Reassembles multiline log entries into a single merge record.

**Basic Usage:**

```yaml
- 'multiline_merge("^\\d{4}-\\d{2}-\\d{2}")'
```

**Arguments:**

* `first_line_pattern` (string, required) - Regex matching the first line of a new block. Lines not matching are continuations.
* `max_lines` (int, optional, default: 128)- Maximum lines per block. Buffer is flushed when reached.
* `max_time` (string, optional, default: "800ms")- Maximum time for continuations. Buffer is flushed when reached.

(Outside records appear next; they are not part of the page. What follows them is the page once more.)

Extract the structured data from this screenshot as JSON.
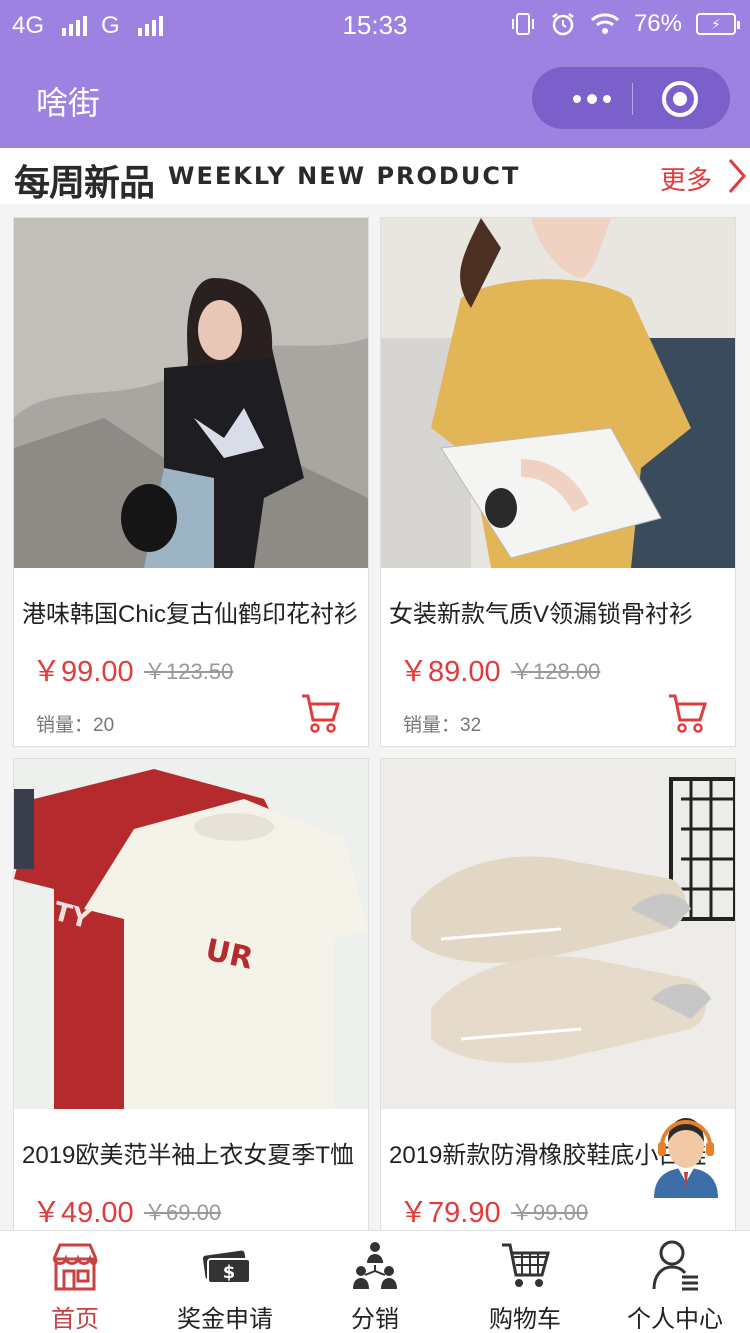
{
  "status_bar": {
    "net1": "4G",
    "net2": "G",
    "time": "15:33",
    "battery": "76%",
    "icons": [
      "vibrate-icon",
      "alarm-icon",
      "wifi-icon",
      "battery-icon"
    ]
  },
  "header": {
    "title": "啥街",
    "menu_icon": "more-dots-icon",
    "close_icon": "target-circle-icon"
  },
  "section": {
    "title_cn": "每周新品",
    "title_en": "WEEKLY NEW PRODUCT",
    "more": "更多"
  },
  "products": [
    {
      "name": "港味韩国Chic复古仙鹤印花衬衫",
      "price": "￥99.00",
      "old_price": "￥123.50",
      "sales": "销量：20"
    },
    {
      "name": "女装新款气质V领漏锁骨衬衫",
      "price": "￥89.00",
      "old_price": "￥128.00",
      "sales": "销量：32"
    },
    {
      "name": "2019欧美范半袖上衣女夏季T恤",
      "price": "￥49.00",
      "old_price": "￥69.00",
      "sales": ""
    },
    {
      "name": "2019新款防滑橡胶鞋底小白鞋",
      "price": "￥79.90",
      "old_price": "￥99.00",
      "sales": ""
    }
  ],
  "tabbar": [
    {
      "label": "首页",
      "icon": "storefront-icon",
      "active": true
    },
    {
      "label": "奖金申请",
      "icon": "money-icon",
      "active": false
    },
    {
      "label": "分销",
      "icon": "team-icon",
      "active": false
    },
    {
      "label": "购物车",
      "icon": "cart-icon",
      "active": false
    },
    {
      "label": "个人中心",
      "icon": "user-icon",
      "active": false
    }
  ],
  "colors": {
    "header_bg": "#9d82e2",
    "price": "#e23b3b",
    "active_tab": "#c74242"
  }
}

**Example - Merge then parse with grok:**

```yaml
ottlRules:
  - ruleName: "merge-and-extract"
    conditions:
      - 'workload == "api-server"'
    statements:
      - 'multiline_merge("^\\d{4}-\\d{2}-\\d{2}", 64, "500ms")'
      - 'set(cache, ExtractGrokPatterns(body, "^%{TIMESTAMP_ISO8601:timestamp}%{SPACE}%{LOGLEVEL:level}%{SPACE}%{GREEDYDATA:message}"))'
      - 'merge_maps(attributes, cache, "insert")'
```

**Important notes:**

* Place `multiline_merge` as the first statement in the rule. Subsequent statements see the merged content when a flush occurs.
* The rule's conditions must capture both first lines and continuations, don't filter on a pattern that only matches first lines.
* Buffers are isolated per instance. Logs from different pods. containers or files never mix.